Maybe. Organizations representing a variety of business and labor interests accepted the NLRB’s invitation to weigh in on whether the board should reconsider its standard for determining when organizations are deemed “joint employers.” Teamsters Local 350 requested the NLRB review a decision which found Browning-Ferris and its subcontractor, Leadpoint (which provides employees to the Browning-Ferris facility), were not joint employers because Browning-Ferris did not share immediate and direct control over the terms and conditions of Leadpoint’s employees working at its facility. The board accepted review and also invited input from interested amici – entities not directly involved in the dispute but which have an interest in the outcome – on two very broad questions: “Should the board adhere to its existing joint-employer standard or adopt a new standard? What considerations should influence the board’s decision in this regard?” By inviting outside input the board signaled it is considering changing its stance on the issue.
A wide variety of organizations including the U.S. Chamber of Commerce, labor unions, the EEOC, and the NLRB’s own General Counsel filed briefs in advance of the June 26 deadline.
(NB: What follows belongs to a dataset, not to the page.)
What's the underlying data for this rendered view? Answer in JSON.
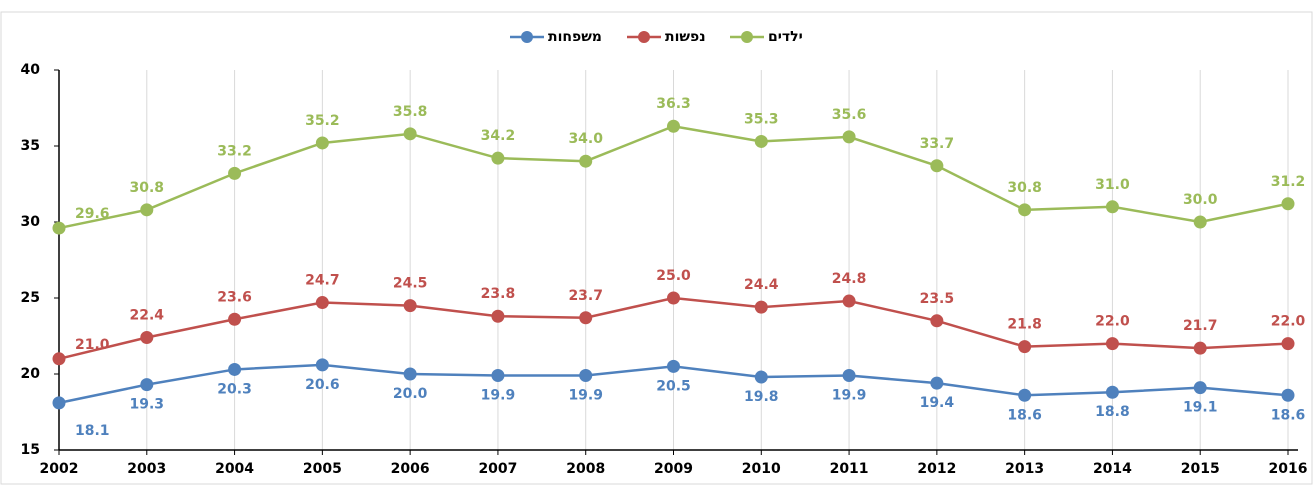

The Chamber lauded stability and predictability in both business relationships and collective bargaining and warned that disrupting 30 years of established precedent would lead to uncertainty and insecurity and have “far-reaching and negative consequences.” Groups representing a wide variety of business interests cautioned that expanding the standard would burden companies with bargaining obligations for employees they do not directly control and unfairly expose them to liability for the acts of their suppliers and subcontractors.
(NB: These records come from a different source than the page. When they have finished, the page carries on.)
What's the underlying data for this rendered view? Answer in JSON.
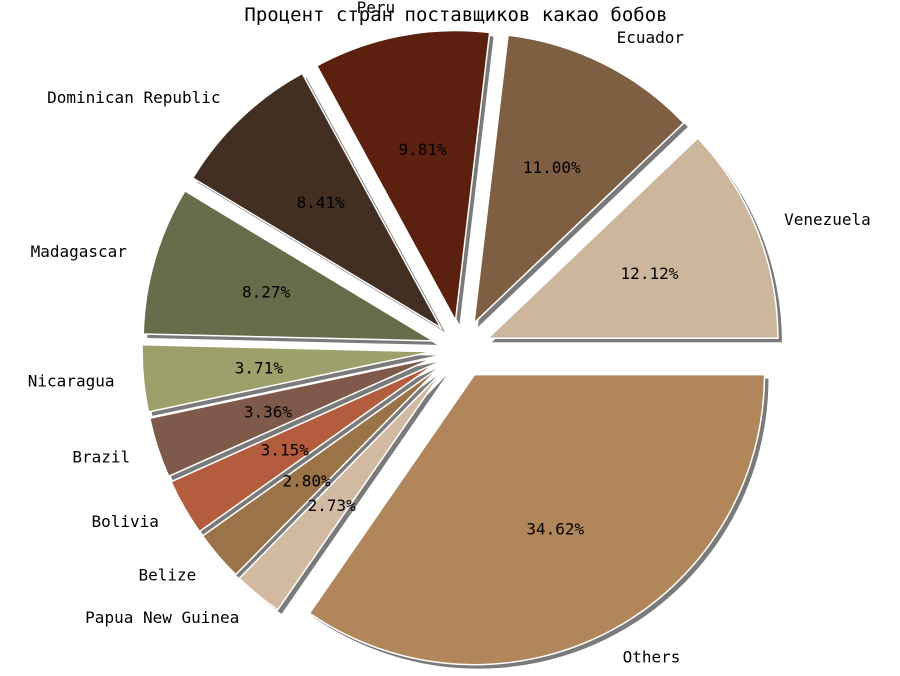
{
  "chart_data": {
    "type": "pie",
    "title": "Процент стран поставщиков какао бобов",
    "slices": [
      {
        "label": "Venezuela",
        "value": 12.12,
        "pct_label": "12.12%",
        "color": "#CDB79C"
      },
      {
        "label": "Ecuador",
        "value": 11.0,
        "pct_label": "11.00%",
        "color": "#7F5F42"
      },
      {
        "label": "Peru",
        "value": 9.81,
        "pct_label": "9.81%",
        "color": "#5C210E"
      },
      {
        "label": "Dominican Republic",
        "value": 8.41,
        "pct_label": "8.41%",
        "color": "#432E22"
      },
      {
        "label": "Madagascar",
        "value": 8.27,
        "pct_label": "8.27%",
        "color": "#676C4A"
      },
      {
        "label": "Nicaragua",
        "value": 3.71,
        "pct_label": "3.71%",
        "color": "#9EA06B"
      },
      {
        "label": "Brazil",
        "value": 3.36,
        "pct_label": "3.36%",
        "color": "#7F5A4A"
      },
      {
        "label": "Bolivia",
        "value": 3.15,
        "pct_label": "3.15%",
        "color": "#B45C3E"
      },
      {
        "label": "Belize",
        "value": 2.8,
        "pct_label": "2.80%",
        "color": "#9A7448"
      },
      {
        "label": "Papua New Guinea",
        "value": 2.73,
        "pct_label": "2.73%",
        "color": "#D2B9A2"
      },
      {
        "label": "Others",
        "value": 34.62,
        "pct_label": "34.62%",
        "color": "#B0865A"
      }
    ]
  }
}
The Teamsters and other groups representing the interests of organized labor pointed to an increase in the number of workers hired through staffing agencies and subcontractors and argued that the practice dilutes employees’ ability to collectively bargain. “The modern worker,” the Teamsters argue, “is awash in a sea of multi-layered and dependent relationships” and “bereft of meaningful resort to the protections and processes of the [National Labor Relations] Act.”
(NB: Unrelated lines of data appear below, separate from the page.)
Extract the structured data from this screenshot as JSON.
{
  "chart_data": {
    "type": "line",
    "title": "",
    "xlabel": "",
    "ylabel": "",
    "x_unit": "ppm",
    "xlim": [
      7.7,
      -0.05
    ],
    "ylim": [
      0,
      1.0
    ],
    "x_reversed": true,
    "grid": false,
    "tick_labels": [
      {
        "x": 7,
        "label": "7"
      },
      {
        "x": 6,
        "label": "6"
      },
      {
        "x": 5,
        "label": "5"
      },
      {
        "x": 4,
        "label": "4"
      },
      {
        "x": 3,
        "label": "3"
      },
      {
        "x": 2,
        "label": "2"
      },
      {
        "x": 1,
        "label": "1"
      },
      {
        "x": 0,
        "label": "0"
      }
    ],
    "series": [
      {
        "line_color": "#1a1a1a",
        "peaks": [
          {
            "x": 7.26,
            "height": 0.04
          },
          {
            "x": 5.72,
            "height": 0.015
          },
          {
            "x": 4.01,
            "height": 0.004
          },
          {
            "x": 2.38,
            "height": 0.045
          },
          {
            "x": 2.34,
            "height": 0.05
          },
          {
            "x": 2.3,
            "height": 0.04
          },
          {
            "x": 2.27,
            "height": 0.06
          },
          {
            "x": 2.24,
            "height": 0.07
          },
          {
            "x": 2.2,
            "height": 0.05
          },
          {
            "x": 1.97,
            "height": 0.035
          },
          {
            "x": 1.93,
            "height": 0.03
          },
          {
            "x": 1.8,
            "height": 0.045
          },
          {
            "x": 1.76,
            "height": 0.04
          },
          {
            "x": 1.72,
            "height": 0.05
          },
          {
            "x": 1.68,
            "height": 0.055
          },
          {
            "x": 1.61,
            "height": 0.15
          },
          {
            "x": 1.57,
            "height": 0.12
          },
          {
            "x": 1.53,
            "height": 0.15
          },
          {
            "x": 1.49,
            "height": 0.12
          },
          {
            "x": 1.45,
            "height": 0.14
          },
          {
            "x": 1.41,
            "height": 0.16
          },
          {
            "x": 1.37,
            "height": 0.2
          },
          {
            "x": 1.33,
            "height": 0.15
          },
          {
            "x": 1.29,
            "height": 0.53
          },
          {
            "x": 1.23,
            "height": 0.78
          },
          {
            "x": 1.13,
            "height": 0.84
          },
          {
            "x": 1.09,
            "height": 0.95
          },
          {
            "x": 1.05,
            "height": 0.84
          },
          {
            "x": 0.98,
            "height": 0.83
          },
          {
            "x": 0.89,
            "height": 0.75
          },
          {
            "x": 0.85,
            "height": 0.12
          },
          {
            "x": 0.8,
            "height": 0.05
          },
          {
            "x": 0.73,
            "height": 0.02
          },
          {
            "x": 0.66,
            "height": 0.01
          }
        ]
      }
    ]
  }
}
General Counsel for the NLRB joined organized labor and pressed for an expansion of the current joint employer standard arguing Congress intended a broad reading of the term “employer.” The EEOC urged the board to adopt the more all-encompassing standard it applies which looks to several factors, none of which is decisive: “who hires and fires, who assigns work, who controls daily activities, who furnishes equipment, where the work is performed, who pays the worker, who provides employee benefits, how the worker is treated for tax purposes and whether the worker and the putative employer believe that they are creating an employer-employee relationship” and omits the NLRB’s “immediate and direct” language.
Any significant change in the NLRB’s approach will have far reaching implications. Amundsen Davis’s labor and employment team will continue to monitor the situation and alert you to any change that could impact your business.